Say what you will about the overwrought TV-movie formula; it's been honed across decades, networks, and now cable channels until it's the ideal vehicle for condensing yesterday's headlines into today's entertainment. This vehicle for former Law & Order star Angie Harmon is better than most such efforts because it injects some creepy visual ideas into the familiar formula. For the entire buildup to Susan Wilson's discovery of neighbor Steve Glover's tacky little hobby, Video Voyeur's scenes of suburban bliss are intercut with blurry, surveillance-tape images of Wilson at her most private moments: showering, making love to her husband, even changing into bathing suits with her teenaged daughter. The script frequently mentions footage of her using the toilet, but no such scenes actually appear.
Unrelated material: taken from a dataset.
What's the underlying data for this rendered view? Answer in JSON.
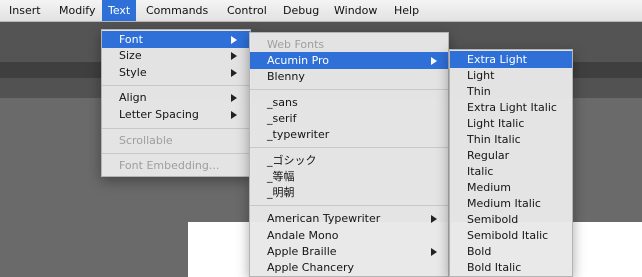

They don't need to -- by now the movie has driven home its point that voyeurism is alluring for the watcher but a horrible invasion for the watched. Once Glover's transgressions are revealed, the film quickly descends into the depression-therapy-triumph outline of countless other similar efforts. But until then, Jamey Sheridan is effectively disturbing as the forcefully nice, freakishly solicitous Glover. Harmon, too, works a credible performance out of her down-to-earth persona and attractive drawl. On tour around the same time Video Voyeur was released, comedian Sandra Bernhard performed an original song about Harmon's alleged fudging of her birth date; it is a little strange to see an actress who admits to being 28 play a housewife with a daughter old enough to drive. Still, for all its injection of Hollywood glamour into middle-class quietude, Video Voyeur is a fairly strong piece of infotainment.